PUBLISHED: 17:22 14 August 2015 | UPDATED: 17:22 14 August 2015

David Forest

David Forest

© Paddy Gormley

After a career that saw him move from a City high flyer to a London cabbie - and now a singer/songwriter - David Forest has no plans to slow down at the age of 83.

On Saturday, David, of Noel Road in Islington, performed Playing With Myself, his latest one-man show as part of Camden Fringe festival.

The 11-song, 50-minute piano set touches on David’s time as a homosexual in 1950s London, through to the liberated 2010s.

He admitted his surprise that the witty monologue has been well received by straight audiences, and is booked to perform at the three remaining Saturdays of Camden Fringe this month.

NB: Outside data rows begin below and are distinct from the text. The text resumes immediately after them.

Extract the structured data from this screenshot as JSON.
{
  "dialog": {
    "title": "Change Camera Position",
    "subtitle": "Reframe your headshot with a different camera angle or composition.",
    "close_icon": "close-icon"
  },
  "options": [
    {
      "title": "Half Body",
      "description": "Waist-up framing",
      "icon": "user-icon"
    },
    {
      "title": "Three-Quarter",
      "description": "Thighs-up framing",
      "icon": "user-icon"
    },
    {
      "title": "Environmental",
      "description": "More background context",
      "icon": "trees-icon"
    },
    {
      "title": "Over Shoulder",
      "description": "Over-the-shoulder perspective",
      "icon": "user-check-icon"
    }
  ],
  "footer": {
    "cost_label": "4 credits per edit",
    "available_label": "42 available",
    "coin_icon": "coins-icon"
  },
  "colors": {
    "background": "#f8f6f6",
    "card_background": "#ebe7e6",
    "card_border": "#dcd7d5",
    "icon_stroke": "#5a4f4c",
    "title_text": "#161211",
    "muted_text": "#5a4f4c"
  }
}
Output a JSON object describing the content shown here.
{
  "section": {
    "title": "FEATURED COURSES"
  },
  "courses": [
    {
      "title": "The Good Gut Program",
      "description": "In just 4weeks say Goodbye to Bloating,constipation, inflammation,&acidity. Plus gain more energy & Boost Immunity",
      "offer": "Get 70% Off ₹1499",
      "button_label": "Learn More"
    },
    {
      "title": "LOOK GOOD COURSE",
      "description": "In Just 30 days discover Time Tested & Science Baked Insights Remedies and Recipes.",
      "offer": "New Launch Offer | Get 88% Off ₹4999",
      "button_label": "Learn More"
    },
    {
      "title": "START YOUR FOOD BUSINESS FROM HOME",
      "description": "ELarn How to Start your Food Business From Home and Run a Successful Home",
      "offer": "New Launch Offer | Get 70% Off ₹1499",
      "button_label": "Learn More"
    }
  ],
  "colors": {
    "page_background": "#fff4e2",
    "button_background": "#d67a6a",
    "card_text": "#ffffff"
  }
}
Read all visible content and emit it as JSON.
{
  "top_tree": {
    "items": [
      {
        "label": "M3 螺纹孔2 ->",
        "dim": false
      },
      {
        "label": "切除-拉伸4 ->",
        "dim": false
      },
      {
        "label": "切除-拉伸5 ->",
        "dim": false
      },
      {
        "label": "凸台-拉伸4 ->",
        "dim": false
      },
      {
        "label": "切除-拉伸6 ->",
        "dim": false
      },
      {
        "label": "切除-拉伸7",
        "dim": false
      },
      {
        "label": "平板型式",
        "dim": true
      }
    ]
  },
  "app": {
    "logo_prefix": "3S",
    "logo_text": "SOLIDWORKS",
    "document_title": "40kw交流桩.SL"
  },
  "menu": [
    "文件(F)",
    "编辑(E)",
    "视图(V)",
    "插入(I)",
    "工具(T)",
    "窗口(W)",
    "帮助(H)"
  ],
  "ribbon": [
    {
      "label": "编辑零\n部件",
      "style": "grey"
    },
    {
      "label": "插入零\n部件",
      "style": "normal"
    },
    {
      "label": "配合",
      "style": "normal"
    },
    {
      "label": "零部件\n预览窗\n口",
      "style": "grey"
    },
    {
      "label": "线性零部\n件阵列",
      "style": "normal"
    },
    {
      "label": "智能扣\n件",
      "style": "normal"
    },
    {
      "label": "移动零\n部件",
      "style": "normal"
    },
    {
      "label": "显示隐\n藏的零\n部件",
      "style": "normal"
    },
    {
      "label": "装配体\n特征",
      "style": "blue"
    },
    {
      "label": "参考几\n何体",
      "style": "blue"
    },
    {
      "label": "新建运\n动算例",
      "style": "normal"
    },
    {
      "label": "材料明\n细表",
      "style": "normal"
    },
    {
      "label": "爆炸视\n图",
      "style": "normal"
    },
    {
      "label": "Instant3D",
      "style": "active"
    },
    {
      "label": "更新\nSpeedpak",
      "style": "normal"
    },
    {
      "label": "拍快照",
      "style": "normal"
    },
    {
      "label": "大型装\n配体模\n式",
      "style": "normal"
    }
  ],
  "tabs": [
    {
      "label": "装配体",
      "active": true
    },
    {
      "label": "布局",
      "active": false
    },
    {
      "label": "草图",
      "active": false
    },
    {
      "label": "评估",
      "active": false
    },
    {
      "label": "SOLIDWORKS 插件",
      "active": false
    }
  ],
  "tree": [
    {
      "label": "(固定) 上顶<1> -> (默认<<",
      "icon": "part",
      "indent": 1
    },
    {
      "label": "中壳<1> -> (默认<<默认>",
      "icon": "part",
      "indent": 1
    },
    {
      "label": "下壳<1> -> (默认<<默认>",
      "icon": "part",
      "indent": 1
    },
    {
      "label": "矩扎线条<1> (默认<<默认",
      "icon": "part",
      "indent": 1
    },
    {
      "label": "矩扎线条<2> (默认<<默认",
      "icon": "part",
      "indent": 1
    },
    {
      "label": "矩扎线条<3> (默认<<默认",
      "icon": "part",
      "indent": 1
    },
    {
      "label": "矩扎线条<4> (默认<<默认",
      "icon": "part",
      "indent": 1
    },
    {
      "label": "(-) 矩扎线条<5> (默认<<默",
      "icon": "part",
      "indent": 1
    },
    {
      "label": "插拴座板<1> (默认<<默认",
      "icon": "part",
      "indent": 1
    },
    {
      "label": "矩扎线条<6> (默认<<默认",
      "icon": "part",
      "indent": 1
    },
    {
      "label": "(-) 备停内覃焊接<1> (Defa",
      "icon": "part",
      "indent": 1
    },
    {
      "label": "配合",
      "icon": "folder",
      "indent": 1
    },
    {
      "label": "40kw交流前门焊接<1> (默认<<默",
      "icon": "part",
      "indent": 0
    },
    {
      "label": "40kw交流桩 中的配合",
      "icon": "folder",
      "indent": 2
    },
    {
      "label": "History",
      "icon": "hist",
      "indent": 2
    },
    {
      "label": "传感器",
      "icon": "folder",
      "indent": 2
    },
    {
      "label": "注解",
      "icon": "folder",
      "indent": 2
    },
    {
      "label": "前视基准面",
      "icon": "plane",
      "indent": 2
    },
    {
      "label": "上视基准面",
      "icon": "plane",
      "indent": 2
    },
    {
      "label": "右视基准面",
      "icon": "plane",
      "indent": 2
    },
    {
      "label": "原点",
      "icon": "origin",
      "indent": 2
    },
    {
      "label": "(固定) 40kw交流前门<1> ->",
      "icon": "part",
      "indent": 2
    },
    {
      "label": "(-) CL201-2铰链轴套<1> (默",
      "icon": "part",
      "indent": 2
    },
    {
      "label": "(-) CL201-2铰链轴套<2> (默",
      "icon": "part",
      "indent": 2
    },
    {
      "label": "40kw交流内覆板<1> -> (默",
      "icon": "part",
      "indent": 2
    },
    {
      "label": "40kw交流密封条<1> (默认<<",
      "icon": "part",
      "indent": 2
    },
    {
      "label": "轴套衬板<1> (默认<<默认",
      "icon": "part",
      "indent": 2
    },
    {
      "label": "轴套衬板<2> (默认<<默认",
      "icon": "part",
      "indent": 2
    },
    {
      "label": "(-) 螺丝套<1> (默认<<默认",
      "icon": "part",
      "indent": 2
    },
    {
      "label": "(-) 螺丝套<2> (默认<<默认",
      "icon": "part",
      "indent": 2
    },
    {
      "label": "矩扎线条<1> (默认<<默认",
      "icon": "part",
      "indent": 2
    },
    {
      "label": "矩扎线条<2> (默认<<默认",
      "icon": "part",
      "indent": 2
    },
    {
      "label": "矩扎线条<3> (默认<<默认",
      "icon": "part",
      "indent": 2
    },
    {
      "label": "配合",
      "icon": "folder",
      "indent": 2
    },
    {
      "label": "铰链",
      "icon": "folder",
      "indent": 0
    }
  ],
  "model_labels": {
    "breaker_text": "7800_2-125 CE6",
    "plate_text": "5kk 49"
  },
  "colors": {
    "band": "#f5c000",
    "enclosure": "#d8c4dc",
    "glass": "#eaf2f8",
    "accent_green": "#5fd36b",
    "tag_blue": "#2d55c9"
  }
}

Playing With Myself is David’s sixth different show, and he explained how failed attempts to break into acting opened the door to his monologues.

“I worked in radio broadcasting for the BBC in the early 1990s,” he said. “From that, I got membership into the actors union, Equity. I thought I would have a go at being an actor but I had one major problem: I didn’t have the CV to get through to auditions.

“So somebody said to me, why don’t you try a one-man show? I wasn’t sure as I thought you had to be famous.

“But when I had a think, I thought: ‘why not – anyone can do a one-man show’.”

The result was Entertaining Changes, when David looked back at his life and career – which also included stints as a tour guide, writer and broadcaster – in a self-deprecating tone that would become his signature style.

“I was very successful in the City but grew weary of it. That’s when I decided to become a cab driver in 1973: a very unusual step. So my first show was based on those changes.

“I grew up in the 1930s and 40s, when being gay wasn’t as acceptable as it is now. I knew it, but when I came to London as a solicitor in 1957, I never dreamt of announcing it as I thought it would affect my prospects.

“When I became a cab driver, I would have my meals at St John’s Wood cab shelter. The drivers would have realised but I never suffered any antipathy. They accepted me as I was. It was just a gradual process, so coming out never really happened with me. In any case, it was quite obvious for people to see with my first show.”

Of Playing With Myself, he said: “The songs are autobiographical and about people important to me.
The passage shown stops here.